The project manager for Broaddus & Associates, Gregg Kennedy, said as his Papa used to say, “What a glorious day this is.” Kennedy was the mayor of Smithville, Mississippi, during the tornado outbreak of 2011. He said an EF5 tornado “completely wiped us off the map.”
“The worst thing about it was the loss of life,” he said. “We had to build — right quick — an old shed to make a temporary morgue to put people that I loved and knew very well — my neighbors. We had to store their bodies there in that temporary morgue because nobody could get into town because of the destruction.” Kennedy said he knew from then on out that communities have to have something that safely promotes life and property during a severe weather event.
In 2020, Kennedy was in Lake Charles, Louisiana, on another cleanup at Calcasieu Parish School when he said Jones and Keys called him. “… That’s when we started and we’ve been working on it ever since,” he said. “… Today is a symbol of hard work and perseverance, patience and just an overall team effort in getting this project off the ground. I’m just so proud to be a part of this project, bringing the first monolithic dome to the state of Tennessee. We have these in Louisiana, Mississippi, Alabama and some in Northern Florida, but this will mark the first in the state of Tennessee.”
Kennedy said when the sirens go off he is looking for a place to go. “This old boy’s looking for a place,” he said. “I don’t care what town I’m in, I’m looking for a place. I’ve had to dig out of the rubble.
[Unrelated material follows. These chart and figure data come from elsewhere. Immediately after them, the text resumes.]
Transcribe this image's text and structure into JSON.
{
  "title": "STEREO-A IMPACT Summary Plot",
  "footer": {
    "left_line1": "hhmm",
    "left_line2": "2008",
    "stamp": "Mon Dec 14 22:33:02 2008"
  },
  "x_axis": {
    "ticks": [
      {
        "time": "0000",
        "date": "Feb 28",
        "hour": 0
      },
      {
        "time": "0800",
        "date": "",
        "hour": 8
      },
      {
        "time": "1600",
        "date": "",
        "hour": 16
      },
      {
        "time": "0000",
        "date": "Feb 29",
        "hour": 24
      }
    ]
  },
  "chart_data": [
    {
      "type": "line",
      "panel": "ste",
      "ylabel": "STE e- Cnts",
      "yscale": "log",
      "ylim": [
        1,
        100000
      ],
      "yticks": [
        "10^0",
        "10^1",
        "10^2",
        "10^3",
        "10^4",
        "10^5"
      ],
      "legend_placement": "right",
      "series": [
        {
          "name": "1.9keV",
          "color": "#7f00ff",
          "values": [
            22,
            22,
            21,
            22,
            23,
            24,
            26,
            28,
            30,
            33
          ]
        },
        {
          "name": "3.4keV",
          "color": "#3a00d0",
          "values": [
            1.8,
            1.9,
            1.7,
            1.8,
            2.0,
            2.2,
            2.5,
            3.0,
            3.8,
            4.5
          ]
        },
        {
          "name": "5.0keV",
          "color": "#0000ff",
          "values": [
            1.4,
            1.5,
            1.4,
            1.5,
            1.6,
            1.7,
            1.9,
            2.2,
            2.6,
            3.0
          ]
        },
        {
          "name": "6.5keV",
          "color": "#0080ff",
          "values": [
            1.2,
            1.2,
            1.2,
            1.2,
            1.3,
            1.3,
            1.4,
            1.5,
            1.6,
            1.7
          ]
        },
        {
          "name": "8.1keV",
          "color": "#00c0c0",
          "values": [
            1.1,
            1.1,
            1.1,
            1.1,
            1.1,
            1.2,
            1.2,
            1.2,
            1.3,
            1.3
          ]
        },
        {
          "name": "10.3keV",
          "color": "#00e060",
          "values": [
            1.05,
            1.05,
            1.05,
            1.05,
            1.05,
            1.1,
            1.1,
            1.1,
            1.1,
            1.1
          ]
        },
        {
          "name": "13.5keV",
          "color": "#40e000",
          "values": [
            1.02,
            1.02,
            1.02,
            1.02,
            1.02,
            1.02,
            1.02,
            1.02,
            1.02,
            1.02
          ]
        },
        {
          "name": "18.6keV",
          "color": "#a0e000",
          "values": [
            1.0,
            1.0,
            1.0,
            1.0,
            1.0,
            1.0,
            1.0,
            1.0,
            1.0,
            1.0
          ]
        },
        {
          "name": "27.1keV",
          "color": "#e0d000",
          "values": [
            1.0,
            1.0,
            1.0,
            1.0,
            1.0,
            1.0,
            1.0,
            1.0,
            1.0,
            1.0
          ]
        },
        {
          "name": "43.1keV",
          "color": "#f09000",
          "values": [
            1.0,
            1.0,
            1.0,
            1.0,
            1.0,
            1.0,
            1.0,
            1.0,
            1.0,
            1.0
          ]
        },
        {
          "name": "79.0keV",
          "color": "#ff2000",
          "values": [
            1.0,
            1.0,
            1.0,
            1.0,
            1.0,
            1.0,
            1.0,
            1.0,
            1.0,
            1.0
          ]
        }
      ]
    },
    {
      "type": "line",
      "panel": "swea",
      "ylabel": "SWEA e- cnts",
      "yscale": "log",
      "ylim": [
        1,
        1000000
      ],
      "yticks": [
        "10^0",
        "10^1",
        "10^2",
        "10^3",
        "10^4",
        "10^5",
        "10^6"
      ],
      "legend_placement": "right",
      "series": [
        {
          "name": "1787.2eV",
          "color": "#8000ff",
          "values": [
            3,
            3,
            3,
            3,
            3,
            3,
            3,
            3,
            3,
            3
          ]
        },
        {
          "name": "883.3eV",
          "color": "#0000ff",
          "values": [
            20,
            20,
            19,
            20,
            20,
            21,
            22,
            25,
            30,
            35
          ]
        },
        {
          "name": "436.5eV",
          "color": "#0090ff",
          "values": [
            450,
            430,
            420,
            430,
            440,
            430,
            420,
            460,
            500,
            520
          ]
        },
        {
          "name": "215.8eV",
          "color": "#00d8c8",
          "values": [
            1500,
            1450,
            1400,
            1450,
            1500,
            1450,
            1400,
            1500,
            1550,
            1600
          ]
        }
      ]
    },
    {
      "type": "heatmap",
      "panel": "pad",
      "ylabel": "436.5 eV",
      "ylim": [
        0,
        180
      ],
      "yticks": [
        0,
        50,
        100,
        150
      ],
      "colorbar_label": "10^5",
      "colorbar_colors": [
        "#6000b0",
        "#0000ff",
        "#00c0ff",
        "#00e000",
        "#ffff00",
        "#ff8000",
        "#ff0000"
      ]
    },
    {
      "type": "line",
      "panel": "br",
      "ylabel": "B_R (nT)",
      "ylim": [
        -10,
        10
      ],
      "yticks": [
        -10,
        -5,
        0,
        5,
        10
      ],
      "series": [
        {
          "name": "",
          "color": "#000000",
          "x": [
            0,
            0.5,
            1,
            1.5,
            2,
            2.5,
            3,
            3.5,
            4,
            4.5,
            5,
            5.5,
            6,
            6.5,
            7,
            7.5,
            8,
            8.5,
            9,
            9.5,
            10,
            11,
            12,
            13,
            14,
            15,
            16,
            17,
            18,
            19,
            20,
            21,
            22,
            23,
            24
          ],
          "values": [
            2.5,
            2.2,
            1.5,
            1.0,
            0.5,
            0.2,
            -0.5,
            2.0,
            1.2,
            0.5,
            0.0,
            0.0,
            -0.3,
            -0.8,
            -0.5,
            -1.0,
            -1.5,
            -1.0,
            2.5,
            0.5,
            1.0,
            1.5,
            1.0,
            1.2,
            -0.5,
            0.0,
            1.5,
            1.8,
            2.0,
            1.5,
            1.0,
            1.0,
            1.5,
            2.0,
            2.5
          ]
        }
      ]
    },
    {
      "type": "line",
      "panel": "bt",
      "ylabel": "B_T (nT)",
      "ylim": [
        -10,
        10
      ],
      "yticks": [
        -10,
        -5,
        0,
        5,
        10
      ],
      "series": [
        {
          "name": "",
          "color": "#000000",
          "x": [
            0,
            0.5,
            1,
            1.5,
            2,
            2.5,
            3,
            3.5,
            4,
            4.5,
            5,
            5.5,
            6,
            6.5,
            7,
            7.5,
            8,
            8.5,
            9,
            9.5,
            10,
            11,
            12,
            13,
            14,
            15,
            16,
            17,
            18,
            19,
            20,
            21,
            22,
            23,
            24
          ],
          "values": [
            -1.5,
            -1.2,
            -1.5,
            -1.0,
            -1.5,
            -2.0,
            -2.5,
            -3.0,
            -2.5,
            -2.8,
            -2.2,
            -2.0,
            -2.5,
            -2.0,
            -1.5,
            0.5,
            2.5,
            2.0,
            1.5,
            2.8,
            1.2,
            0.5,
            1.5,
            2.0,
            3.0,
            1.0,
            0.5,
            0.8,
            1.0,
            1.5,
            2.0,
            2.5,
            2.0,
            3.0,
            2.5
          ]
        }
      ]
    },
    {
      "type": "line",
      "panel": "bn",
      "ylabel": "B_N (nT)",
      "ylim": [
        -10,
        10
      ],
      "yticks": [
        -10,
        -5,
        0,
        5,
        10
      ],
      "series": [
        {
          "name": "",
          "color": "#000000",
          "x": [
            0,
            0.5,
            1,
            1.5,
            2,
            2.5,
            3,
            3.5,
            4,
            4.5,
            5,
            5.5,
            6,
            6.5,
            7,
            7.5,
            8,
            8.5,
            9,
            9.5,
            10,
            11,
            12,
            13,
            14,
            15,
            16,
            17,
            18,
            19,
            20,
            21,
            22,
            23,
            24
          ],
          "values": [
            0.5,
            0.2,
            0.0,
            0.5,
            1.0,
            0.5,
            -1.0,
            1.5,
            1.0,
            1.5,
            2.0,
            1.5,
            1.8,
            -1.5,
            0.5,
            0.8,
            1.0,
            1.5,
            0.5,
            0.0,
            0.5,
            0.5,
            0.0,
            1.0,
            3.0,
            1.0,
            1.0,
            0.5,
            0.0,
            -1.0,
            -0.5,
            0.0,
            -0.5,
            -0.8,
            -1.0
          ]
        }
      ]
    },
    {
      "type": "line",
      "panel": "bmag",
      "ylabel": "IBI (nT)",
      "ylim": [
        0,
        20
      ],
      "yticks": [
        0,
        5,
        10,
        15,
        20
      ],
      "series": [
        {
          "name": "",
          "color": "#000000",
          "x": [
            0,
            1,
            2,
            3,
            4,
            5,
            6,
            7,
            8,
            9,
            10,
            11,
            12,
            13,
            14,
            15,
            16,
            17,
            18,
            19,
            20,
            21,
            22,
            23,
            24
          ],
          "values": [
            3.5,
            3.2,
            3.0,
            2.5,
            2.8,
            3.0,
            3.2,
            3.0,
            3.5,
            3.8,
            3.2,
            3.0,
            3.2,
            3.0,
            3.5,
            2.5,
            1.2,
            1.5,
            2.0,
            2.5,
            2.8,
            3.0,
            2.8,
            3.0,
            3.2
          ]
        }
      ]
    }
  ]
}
I know what it’s like.” He said the new facility will serve a number of purposes not only for the school, but for the community and he called it a “very unique and important milestone.”
Members of the Fayetteville City Schools Board of Education, including Clark, Jennifer Murdock, Pamela Bryson, Bridgett Hopkins, Shawnta Fulton and Kayla Camp, and all the other special guests then grabbed shovels, put on hard hats and broke ground on the multi-million dollar project.